Through prayer and wisdom, we can learn to better live out Paul’s words in Romans. We can rejoice with those who rejoice and mourn with those who mourn in a way that encourages those around us and honors God — even when it comes to reading our latest emails.

Share this article: Share on Facebook0Tweet about this on TwitterPin on Pinterest0Share on Google+0Email this to someone


Patrice Gopo lives in Charlotte, North Carolina, with her husband and her daughter. She enjoys glimpsing God’s divine hand in the everyday moments of life. She is passionate about writing, community, justice, and poverty alleviation. Each year that passes she is amazed to see how God connects these passions in ways she could never ask for or imagine.

  • Wonderful article – thank you for sharing this wisdom Patrice!

  • Thank you for sharing such an emotional, yet very inspiring post. I have learned more about myself.


  • Kate

    Thank you for this accurate reminder — how quick we can be to blurt things out without considering the effect it could have on others. Yet what a blessing this command is, to “Rejoice with those who rejoice and mourn with those who mourn.” It is a tangible reflection of how intimately we ought to love each other as brothers and sisters in Christ.

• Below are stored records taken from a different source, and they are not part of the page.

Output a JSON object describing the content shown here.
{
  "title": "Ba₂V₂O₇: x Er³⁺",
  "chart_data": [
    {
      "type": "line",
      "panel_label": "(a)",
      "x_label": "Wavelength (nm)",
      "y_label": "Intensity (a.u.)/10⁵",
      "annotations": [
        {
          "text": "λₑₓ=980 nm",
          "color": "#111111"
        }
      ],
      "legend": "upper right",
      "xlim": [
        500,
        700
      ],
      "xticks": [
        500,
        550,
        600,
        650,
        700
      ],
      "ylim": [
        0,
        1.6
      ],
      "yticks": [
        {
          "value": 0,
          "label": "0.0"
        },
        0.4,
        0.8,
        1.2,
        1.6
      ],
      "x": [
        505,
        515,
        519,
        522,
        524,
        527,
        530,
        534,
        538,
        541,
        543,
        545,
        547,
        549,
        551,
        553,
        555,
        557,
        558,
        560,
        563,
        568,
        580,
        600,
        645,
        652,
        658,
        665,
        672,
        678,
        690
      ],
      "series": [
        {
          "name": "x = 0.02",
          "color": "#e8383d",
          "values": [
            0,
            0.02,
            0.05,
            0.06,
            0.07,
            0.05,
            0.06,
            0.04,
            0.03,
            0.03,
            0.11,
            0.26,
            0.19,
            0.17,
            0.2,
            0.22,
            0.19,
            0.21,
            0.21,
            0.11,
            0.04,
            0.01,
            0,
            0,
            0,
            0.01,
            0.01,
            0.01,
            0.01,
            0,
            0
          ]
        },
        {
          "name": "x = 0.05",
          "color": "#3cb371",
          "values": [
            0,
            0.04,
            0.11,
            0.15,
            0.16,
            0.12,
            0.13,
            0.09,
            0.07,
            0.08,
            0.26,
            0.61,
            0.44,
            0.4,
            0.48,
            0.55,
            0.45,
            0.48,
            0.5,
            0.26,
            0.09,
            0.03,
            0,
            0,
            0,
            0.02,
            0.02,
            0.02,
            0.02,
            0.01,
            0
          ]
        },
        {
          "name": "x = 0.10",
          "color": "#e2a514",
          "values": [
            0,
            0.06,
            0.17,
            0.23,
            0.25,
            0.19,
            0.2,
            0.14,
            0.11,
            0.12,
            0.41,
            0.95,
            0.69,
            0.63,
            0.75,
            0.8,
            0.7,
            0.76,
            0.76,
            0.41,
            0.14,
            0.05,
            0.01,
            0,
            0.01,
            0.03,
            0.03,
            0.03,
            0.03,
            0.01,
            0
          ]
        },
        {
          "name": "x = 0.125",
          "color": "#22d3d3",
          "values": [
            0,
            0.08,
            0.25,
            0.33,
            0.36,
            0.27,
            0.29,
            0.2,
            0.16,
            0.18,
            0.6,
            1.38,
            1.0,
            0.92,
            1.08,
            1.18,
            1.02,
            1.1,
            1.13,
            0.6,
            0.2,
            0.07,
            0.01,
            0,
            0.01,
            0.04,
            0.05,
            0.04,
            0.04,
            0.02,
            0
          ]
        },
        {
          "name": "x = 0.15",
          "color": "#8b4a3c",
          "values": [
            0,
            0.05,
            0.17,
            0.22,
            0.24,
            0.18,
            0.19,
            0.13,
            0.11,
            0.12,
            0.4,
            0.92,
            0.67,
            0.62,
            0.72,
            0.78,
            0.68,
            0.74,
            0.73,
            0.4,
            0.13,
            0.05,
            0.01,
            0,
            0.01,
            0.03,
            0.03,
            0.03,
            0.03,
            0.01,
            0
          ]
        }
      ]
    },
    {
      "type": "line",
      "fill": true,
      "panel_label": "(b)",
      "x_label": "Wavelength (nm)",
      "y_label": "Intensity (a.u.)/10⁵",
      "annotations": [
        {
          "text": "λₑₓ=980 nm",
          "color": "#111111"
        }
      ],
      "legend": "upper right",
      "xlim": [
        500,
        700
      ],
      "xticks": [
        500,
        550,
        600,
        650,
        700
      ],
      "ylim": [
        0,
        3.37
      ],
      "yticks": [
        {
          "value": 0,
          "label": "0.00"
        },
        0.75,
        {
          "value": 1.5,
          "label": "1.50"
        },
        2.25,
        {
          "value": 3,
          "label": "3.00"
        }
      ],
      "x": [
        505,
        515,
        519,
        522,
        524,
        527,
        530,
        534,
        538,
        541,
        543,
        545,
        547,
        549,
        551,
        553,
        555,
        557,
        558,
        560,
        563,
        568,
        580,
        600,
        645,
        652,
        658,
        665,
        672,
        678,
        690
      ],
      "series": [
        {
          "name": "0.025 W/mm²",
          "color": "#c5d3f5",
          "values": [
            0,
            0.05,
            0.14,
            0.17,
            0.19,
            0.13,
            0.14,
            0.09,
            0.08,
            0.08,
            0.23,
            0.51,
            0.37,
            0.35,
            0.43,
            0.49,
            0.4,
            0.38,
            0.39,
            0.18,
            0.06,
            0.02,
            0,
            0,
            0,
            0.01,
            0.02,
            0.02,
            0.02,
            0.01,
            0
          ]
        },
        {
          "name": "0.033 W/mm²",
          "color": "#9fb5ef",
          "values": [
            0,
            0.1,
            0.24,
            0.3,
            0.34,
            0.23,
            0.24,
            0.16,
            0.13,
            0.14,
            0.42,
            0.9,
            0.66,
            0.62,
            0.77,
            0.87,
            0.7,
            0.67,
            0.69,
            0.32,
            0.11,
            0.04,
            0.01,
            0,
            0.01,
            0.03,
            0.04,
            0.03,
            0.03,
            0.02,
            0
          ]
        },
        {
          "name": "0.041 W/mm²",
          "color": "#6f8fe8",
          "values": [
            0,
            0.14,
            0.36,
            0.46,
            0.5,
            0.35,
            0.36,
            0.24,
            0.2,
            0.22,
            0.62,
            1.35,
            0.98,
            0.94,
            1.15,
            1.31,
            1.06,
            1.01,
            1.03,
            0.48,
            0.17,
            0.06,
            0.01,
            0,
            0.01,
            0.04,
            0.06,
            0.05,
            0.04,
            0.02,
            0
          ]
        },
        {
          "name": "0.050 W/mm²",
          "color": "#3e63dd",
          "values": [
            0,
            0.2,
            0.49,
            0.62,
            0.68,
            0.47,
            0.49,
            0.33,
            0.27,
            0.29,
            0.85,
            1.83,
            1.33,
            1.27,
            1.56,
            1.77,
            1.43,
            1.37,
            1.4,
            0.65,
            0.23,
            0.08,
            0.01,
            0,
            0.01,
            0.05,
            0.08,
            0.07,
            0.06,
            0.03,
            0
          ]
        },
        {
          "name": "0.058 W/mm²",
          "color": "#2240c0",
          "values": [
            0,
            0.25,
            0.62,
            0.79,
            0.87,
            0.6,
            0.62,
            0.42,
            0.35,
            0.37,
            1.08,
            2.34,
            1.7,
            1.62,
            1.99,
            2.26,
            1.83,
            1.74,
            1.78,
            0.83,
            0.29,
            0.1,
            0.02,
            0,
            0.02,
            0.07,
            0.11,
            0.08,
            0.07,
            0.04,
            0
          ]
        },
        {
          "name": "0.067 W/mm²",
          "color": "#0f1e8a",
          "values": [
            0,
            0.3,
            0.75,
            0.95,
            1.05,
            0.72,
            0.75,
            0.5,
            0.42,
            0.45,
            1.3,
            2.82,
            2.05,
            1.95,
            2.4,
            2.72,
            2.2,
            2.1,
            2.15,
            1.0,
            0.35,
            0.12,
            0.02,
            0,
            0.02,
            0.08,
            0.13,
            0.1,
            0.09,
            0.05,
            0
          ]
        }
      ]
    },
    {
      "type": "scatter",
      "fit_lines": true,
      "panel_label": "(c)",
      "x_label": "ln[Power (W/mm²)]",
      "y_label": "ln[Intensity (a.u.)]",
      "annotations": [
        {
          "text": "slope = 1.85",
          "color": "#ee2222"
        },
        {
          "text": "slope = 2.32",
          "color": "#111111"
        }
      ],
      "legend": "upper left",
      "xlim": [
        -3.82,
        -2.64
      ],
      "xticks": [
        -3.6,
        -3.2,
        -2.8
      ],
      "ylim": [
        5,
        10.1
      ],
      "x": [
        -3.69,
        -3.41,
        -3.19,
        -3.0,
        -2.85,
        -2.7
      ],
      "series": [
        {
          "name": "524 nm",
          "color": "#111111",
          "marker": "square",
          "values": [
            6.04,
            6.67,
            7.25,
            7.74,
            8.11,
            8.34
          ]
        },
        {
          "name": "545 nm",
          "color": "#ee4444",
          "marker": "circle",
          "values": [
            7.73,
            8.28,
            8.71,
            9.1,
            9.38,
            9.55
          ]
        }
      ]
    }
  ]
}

    Your article reminds me of 2 Corinthians 1:3-4, particularly when it comes to the pain we may experience with an unfulfilled hope: “Praise be to the God and Father of our Lord Jesus Christ, the Father of compassion and the God of all comfort, who comforts us in all our troubles, so that we can comfort those in any trouble with the comfort we ourselves receive from God.”

    Thanks again for what you’ve shared.